Panele Türkiye ’nin ilk İslami vicdani retçisi olan Enver Aydemir, kadın vicdani retçi Nebiye Arı, Özgür Açılım Platformu Başkanı Sema Erdoğan Başaran ile Malatya Askeri Mahkemesi’nin hakkında verdiği kararla vicdani retçilere umut kaynağı olan Muhammed Serdar Delice katıldı. Panelde İslam dini içerisinde vicdani reddin yerini tartışan vicdani retçiler, İslam ’ın sadece cihat kavramından ibaret olmadığını, cihat kavramının yanlış yansıtıldığını dile getirdi. Sema Erdoğan Başaran “Herkes cihadın savaştan ibaret olduğunu sanıyor. Oysa İslamiyet hoşgörü dinidir. Kaldı ki cihatta zorunlu askerlik yoktur. Cihatta gönüllülük esası vardır. İslamiyet döneminde insanlar Allah adına savaşıyorlardı. Oysa şimdi insanlar ne için savaştığını bilmiyorlar” diye konuştu.

 

‘SAVAŞ DEĞİL MÜZAKERE’

Milliyetçi duygularla yetiştiğini ve sakat olmasına rağmen askerliğe karşı olmadığını belirten Muhammed Serdar Delice, askerlikte imanıyla oynandığı için vicdani retçi olduğunu dile getirdi:

 

“Babam bana askerliğin peygamber ocağı olduğunu söylerdi. Ben de askere severek gittim. Şubat 2010 yılında askerlik yaptığım Malatya ’da koğuşta öğlen namazımı kıldım. O sırada dışarıda içtima vardı. Ben namaz kıldığım için içtimaya 5 dakika geç kaldım. Bir de baktım ki başçavuşlardan biri o sırada seccadem ile Kuran-ı Kerimimi camdan dışarı attı. Ondan sonra benim psikolojim bozuldu. Beni hemen başka tabura yolladılar. Vicdani reddimi açıkladım. Benim inancım son noktaya kadar savaşmayı değil müzakere etmeyi emrediyor.”

 

‘HERKES YANLIŞ DEDİ’

Vicdani ret yaptığı için insanların kendisine olan bakış açısının değiştiğini belirten Enver Aydemir en çok da İslami camiadan tepki gördüğünü dile getirdi: “Vicdani ret yapmadan önce bu konuyu çok araştırdım. Başta yakın çevrem olmak üzere herkes vicdani reddin yanlış olduğunu savunuyordu. Hatta ailem bile vicdani ret yerine bedelli askerliği önerdi. Fakat kabul etmedim. Çünkü bedelli askerlikte de başkalarının hakkını yiyorsunuz. İslami camiada vicdani reddi meşru görenlerin çoğunun kadın olması beni şaşırtıyor. Vicdani ret benim için son çareydi. Vicdani ret İslamiyet inancına ters değil.”

 

İLAHİYATÇILAR NE DİYOR?

İslamiyet inancında vicdani reddin yerinin olmadığını inanan ilahiyatçılar olduğu gibi, bu konunun tartışılmasında fayda olduğunu söyleyenler de var. Prof. Dr. Beyza Bilgin, İslamiyet’in savaşmayı savunmadığını belirtiyor: “Sadece Müslümanların varlığı tehlike altındaysa herkes savaşa katılır. Müslüman Müslümanı öldürmemeli. İnancından yola çıkarak İslamiyet döneminde bile savaşa katılmayanlar olmuştur.

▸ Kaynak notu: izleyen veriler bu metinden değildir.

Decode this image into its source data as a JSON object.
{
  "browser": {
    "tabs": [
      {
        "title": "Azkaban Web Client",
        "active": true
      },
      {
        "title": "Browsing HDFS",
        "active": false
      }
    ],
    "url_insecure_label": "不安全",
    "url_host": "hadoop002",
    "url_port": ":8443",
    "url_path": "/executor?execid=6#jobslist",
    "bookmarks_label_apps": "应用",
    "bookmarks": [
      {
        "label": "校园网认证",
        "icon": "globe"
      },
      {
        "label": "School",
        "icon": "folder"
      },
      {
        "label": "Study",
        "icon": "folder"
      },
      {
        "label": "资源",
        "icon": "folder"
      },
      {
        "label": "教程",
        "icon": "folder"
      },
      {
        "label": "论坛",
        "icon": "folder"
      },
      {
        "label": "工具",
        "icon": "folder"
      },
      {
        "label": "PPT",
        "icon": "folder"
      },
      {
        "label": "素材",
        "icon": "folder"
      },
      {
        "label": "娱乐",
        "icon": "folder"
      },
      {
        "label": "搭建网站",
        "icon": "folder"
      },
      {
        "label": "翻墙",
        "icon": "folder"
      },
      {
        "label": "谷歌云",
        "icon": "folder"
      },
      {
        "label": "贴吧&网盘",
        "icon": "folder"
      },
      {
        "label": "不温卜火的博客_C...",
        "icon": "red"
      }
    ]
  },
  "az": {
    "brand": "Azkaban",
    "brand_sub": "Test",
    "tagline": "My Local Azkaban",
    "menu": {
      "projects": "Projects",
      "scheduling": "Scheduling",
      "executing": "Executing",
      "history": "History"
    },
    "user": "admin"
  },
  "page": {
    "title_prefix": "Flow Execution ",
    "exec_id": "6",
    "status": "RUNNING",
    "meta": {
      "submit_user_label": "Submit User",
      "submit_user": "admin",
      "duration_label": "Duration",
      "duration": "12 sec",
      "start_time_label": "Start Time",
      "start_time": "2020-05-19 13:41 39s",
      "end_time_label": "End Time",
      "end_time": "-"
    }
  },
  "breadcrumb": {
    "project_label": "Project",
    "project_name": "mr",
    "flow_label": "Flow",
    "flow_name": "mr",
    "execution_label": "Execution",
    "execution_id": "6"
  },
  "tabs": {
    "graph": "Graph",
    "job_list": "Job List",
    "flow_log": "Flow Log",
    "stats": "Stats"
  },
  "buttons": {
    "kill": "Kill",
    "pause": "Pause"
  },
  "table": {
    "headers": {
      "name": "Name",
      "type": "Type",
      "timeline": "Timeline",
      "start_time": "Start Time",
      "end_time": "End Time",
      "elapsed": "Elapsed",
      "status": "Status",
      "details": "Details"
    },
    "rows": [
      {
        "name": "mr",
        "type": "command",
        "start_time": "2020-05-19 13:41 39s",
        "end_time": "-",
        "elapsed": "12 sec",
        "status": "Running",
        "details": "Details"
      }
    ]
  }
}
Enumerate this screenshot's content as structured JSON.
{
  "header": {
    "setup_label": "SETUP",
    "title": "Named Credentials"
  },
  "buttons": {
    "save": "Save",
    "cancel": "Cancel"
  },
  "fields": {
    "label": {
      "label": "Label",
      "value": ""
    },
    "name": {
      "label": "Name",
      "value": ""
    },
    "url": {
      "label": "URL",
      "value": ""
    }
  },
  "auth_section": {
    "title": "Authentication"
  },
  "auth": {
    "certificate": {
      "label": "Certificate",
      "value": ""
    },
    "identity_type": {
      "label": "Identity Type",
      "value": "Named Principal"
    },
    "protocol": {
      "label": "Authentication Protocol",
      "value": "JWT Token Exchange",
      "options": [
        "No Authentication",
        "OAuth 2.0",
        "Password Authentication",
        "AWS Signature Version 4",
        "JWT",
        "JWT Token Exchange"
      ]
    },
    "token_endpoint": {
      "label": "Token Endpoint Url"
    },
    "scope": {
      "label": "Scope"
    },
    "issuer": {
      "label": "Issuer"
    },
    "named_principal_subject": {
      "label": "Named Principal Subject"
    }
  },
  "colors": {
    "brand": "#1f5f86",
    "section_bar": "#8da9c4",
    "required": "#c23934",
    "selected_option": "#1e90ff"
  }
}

Fakat bu kişiler hep ayıplanmıştır. Örneğin Hz. Ömer’in oğlu, Hz. Ali ile Muaviye arasında geçen halifelik savaşına katılmamıştır. Çünkü ona göre Müslümanlar kendi aralarındaki sorunları savaşla değil, müzakere ile çözmelidir. Vicdani reddi tartışmakta fayda var.” Prof. Dr. Süleyman Ateş ise “Askerlik kimsenin keyfine bırakılamaz. Askerlik yapmak istemeyenler de bedel ödesin. İslamiyet eşitlik esasına dayalı bir dindir. Vicdani ret İslami adalete uygun değildir” diyor.

 

44 KADIN VİCDANİ RETÇİ VAR

İslami gerekçelerle vicdani reddini açıklayan ilk kadın olan Nebiye Arı, Türkiye’de 144 vicdani retçinin olduğunu, bunların 44’ünün kadın olduğunu söylüyor. “Devlet askerliği kadınlar için zorunlu görmediği için kadınların vicdani reddini görmezden geliyor” diyen Arı şöyle konuştu: “Sözde laik bir ülkede yaşıyoruz. Ama devletin her fırsatta ‘Peygamber ocağı, şehit ve kutsal vatan’ gibi deyimlerle askerliği meşrulaştırdığını görüyoruz. Diğer yandan, Türkiye kâğıt üzerinde bir özgürlük ülkesi fakat bir kadın gözüyle baktığımda askerliğin zorunlu olması bana çok saçma geliyor.” (Radikal)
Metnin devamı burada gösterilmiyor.